An Ode to the Vulture

by Baker T. Beauregard

For Paco

Vehicular feline-slaughter in 10 steps:

  1. Hear a soft thunk.
  2. Pause (dread).
  3. Curse.
  4. Pull forward.
  5. Hesitate.
  6. Get out of the car.
  7. Curse (dirtier this time).
  8. Pause (respectful).
  9. Pause (heinous).
  10. Hide the body.

Our neighbor lived in a small yellow house, her lawn so overgrown, so sprinkled with tires and trash, that you had to be wary of snakes and glass as you approached her door. Where there are snakes, there must be mice. Where there are mice, there must be cats. And where there are crazy yellow-housed neighbors, there is a tendency to feed and name each of these cats. These are the laws of the universe.

The one I killed was named Paco. He was one of seventeen cats, but he would be missed. He was fond of graham crackers and ESPN, as this neighbor would later tell us, missing posters in hand, her words swallowed in grief, and her mascara leaving black streaks down her cheeks.
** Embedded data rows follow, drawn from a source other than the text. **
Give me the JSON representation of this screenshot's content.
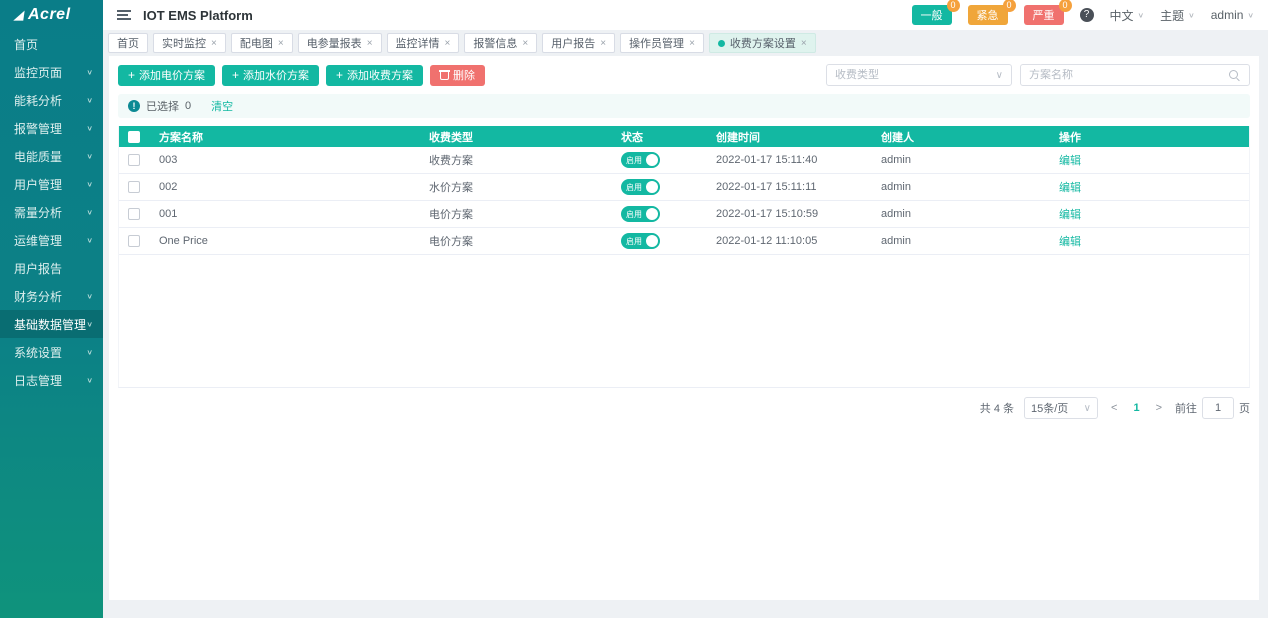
{
  "logo": {
    "text": "Acrel"
  },
  "sidebar": {
    "items": [
      {
        "label": "首页",
        "expandable": false
      },
      {
        "label": "监控页面",
        "expandable": true
      },
      {
        "label": "能耗分析",
        "expandable": true
      },
      {
        "label": "报警管理",
        "expandable": true
      },
      {
        "label": "电能质量",
        "expandable": true
      },
      {
        "label": "用户管理",
        "expandable": true
      },
      {
        "label": "需量分析",
        "expandable": true
      },
      {
        "label": "运维管理",
        "expandable": true
      },
      {
        "label": "用户报告",
        "expandable": false
      },
      {
        "label": "财务分析",
        "expandable": true
      },
      {
        "label": "基础数据管理",
        "expandable": true
      },
      {
        "label": "系统设置",
        "expandable": true
      },
      {
        "label": "日志管理",
        "expandable": true
      }
    ]
  },
  "header": {
    "title": "IOT EMS Platform",
    "alarms": [
      {
        "label": "一般",
        "count": "0",
        "color": "#13b8a2"
      },
      {
        "label": "紧急",
        "count": "0",
        "color": "#f0a63a"
      },
      {
        "label": "严重",
        "count": "0",
        "color": "#f0716e"
      }
    ],
    "help": "?",
    "language": "中文",
    "theme": "主题",
    "user": "admin"
  },
  "tabs": [
    {
      "label": "首页"
    },
    {
      "label": "实时监控"
    },
    {
      "label": "配电图"
    },
    {
      "label": "电参量报表"
    },
    {
      "label": "监控详情"
    },
    {
      "label": "报警信息"
    },
    {
      "label": "用户报告"
    },
    {
      "label": "操作员管理"
    },
    {
      "label": "收费方案设置"
    }
  ],
  "toolbar": {
    "add_buttons": [
      {
        "label": "添加电价方案"
      },
      {
        "label": "添加水价方案"
      },
      {
        "label": "添加收费方案"
      }
    ],
    "delete_label": "删除"
  },
  "filters": {
    "type_placeholder": "收费类型",
    "name_placeholder": "方案名称"
  },
  "selection_bar": {
    "selected_label": "已选择",
    "selected_count": "0",
    "clear_label": "清空"
  },
  "table": {
    "columns": [
      "方案名称",
      "收费类型",
      "状态",
      "创建时间",
      "创建人",
      "操作"
    ],
    "status_on_label": "启用",
    "action_label": "编辑",
    "rows": [
      {
        "name": "003",
        "type": "收费方案",
        "status": "启用",
        "created": "2022-01-17 15:11:40",
        "creator": "admin",
        "action": "编辑"
      },
      {
        "name": "002",
        "type": "水价方案",
        "status": "启用",
        "created": "2022-01-17 15:11:11",
        "creator": "admin",
        "action": "编辑"
      },
      {
        "name": "001",
        "type": "电价方案",
        "status": "启用",
        "created": "2022-01-17 15:10:59",
        "creator": "admin",
        "action": "编辑"
      },
      {
        "name": "One Price",
        "type": "电价方案",
        "status": "启用",
        "created": "2022-01-12 11:10:05",
        "creator": "admin",
        "action": "编辑"
      }
    ]
  },
  "pagination": {
    "total_label": "共 4 条",
    "page_size": "15条/页",
    "prev": "<",
    "current_page": "1",
    "next": ">",
    "goto_label": "前往",
    "goto_value": "1",
    "page_suffix": "页"
  }
}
Shame, shame. We will keep an eye out for him. He’ll turn up. He’ll turn up.

Paco would not turn up.

I was the one to move him. He was flattened, his brown coat wet and stained with red, and an odd pink liquid running from where his stomach had burst. I had never liked gore, but I had no problems that day. There is a criminal in each of us, hiding just behind the eyes, ready to harden the stare and forget what needs to be forgotten.
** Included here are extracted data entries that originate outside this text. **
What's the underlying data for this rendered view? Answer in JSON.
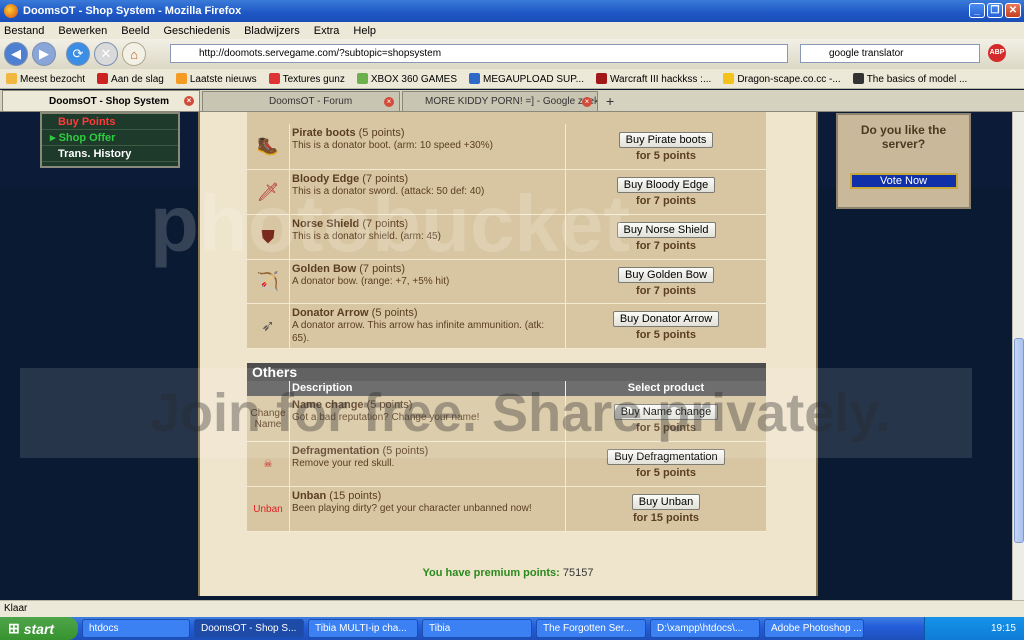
{
  "window": {
    "title": "DoomsOT - Shop System - Mozilla Firefox"
  },
  "menu": [
    "Bestand",
    "Bewerken",
    "Beeld",
    "Geschiedenis",
    "Bladwijzers",
    "Extra",
    "Help"
  ],
  "nav": {
    "url": "http://doomots.servegame.com/?subtopic=shopsystem",
    "search": "google translator"
  },
  "bookmarks": [
    "Meest bezocht",
    "Aan de slag",
    "Laatste nieuws",
    "Textures gunz",
    "XBOX 360 GAMES",
    "MEGAUPLOAD SUP...",
    "Warcraft III hackkss :...",
    "Dragon-scape.co.cc -...",
    "The basics of model ..."
  ],
  "tabs": [
    "DoomsOT - Shop System",
    "DoomsOT - Forum",
    "MORE KIDDY PORN! =] - Google zoeken"
  ],
  "sidebar": {
    "items": [
      "Buy Points",
      "Shop Offer",
      "Trans. History"
    ]
  },
  "items": [
    {
      "name": "Pirate boots",
      "points": "(5 points)",
      "desc": "This is a donator boot. (arm: 10 speed +30%)",
      "button": "Buy Pirate boots",
      "for": "for 5 points"
    },
    {
      "name": "Bloody Edge",
      "points": "(7 points)",
      "desc": "This is a donator sword. (attack: 50 def: 40)",
      "button": "Buy Bloody Edge",
      "for": "for 7 points"
    },
    {
      "name": "Norse Shield",
      "points": "(7 points)",
      "desc": "This is a donator shield. (arm: 45)",
      "button": "Buy Norse Shield",
      "for": "for 7 points"
    },
    {
      "name": "Golden Bow",
      "points": "(7 points)",
      "desc": "A donator bow. (range: +7, +5% hit)",
      "button": "Buy Golden Bow",
      "for": "for 7 points"
    },
    {
      "name": "Donator Arrow",
      "points": "(5 points)",
      "desc": "A donator arrow. This arrow has infinite ammunition. (atk: 65).",
      "button": "Buy Donator Arrow",
      "for": "for 5 points"
    }
  ],
  "others": {
    "header": "Others",
    "col_desc": "Description",
    "col_select": "Select product",
    "rows": [
      {
        "label": "Change Name",
        "name": "Name change",
        "points": "(5 points)",
        "desc": "Got a bad reputation? Change your name!",
        "button": "Buy Name change",
        "for": "for 5 points"
      },
      {
        "label": "",
        "name": "Defragmentation",
        "points": "(5 points)",
        "desc": "Remove your red skull.",
        "button": "Buy Defragmentation",
        "for": "for 5 points"
      },
      {
        "label": "Unban",
        "name": "Unban",
        "points": "(15 points)",
        "desc": "Been playing dirty? get your character unbanned now!",
        "button": "Buy Unban",
        "for": "for 15 points"
      }
    ]
  },
  "premium": {
    "label": "You have premium points:",
    "value": "75157"
  },
  "poll": {
    "question": "Do you like the server?",
    "button": "Vote Now"
  },
  "status": "Klaar",
  "taskbar": {
    "start": "start",
    "items": [
      "htdocs",
      "DoomsOT - Shop S...",
      "Tibia MULTI-ip cha...",
      "Tibia",
      "The Forgotten Ser...",
      "D:\\xampp\\htdocs\\...",
      "Adobe Photoshop ..."
    ],
    "clock": "19:15"
  },
  "watermark": {
    "logo": "photobucket",
    "banner": "Join for free. Share privately."
  }
}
My brother vomited. His inner criminal is shy.

I dragged Paco behind the oak tree in the backyard beside a patch of bluebonnets. We considered burying him, but by the time I had power washed the blood from the driveway and tire, I was no longer a criminal. I was a child again, a child who should not have been driving her father’s car. A child who was rather fond of cats. I cried in the shower as I washed the Murder from my skin, tears mixing with the water and evaporated Malice.
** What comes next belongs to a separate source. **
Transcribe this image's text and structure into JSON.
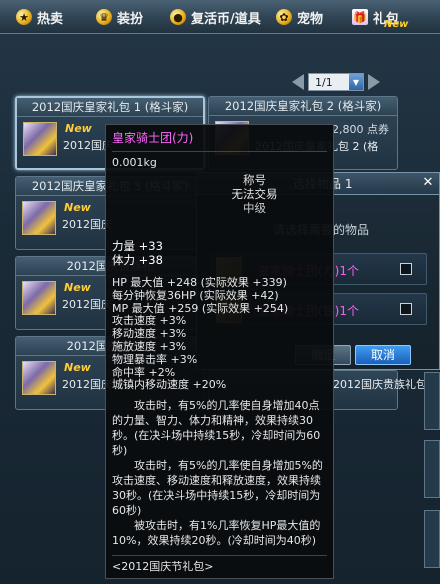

Three vultures ate Paco. They arrived together, looking oddly like bald businessmen in fine black suits, and eagerly swarmed his fly-covered corpse for a half hour before they made their move. I watched them from the dinner table, my meatloaf becoming increasingly unappetizing.

It took them just a day to devour him down to the bone. Those carrion kings, their beaks full of murdered meat, their cool white eyes watching me knowingly as they ate without chewing. They took no pleasure in it. They ate with no hunger, but with mechanical efficiency—three businessmen with work to do. There is no better way to hide the truth than to swallow it and let it dissolve into silence. They would not tell. My brother would never tell. Yellow-Housed neighbors would never know.

Shame, shame. We will keep an eye out for him. He’ll turn up. He’ll turn up.

I drive through these streets sometimes, where the grass turns yellow and the only sounds are the fly-warring cattle’s battle cries, and I see them. Oiled black wings on Bastrop wind. Circling, circling, circling. Silent. Promising, promising, promising. While I see nothing but sandpaper grass and cat-tongue bush beneath them, I know there is death here, quiet as it may be.

This is an ode to the vulture

To the songless dukes of death

To the devourers of the dirty

To the roadkill royals

They remember so we may forget

I dip my head to you when we pass one another on the highway.

Remember Paco? I say, rolling down the window.

You turn to me and remain silent as you fly.

Of course you do. Of course. This is your job, and it’s rude of me to ask.

How many secrets does it take to fill your belly? I cry.

And you say nothing because you don’t know.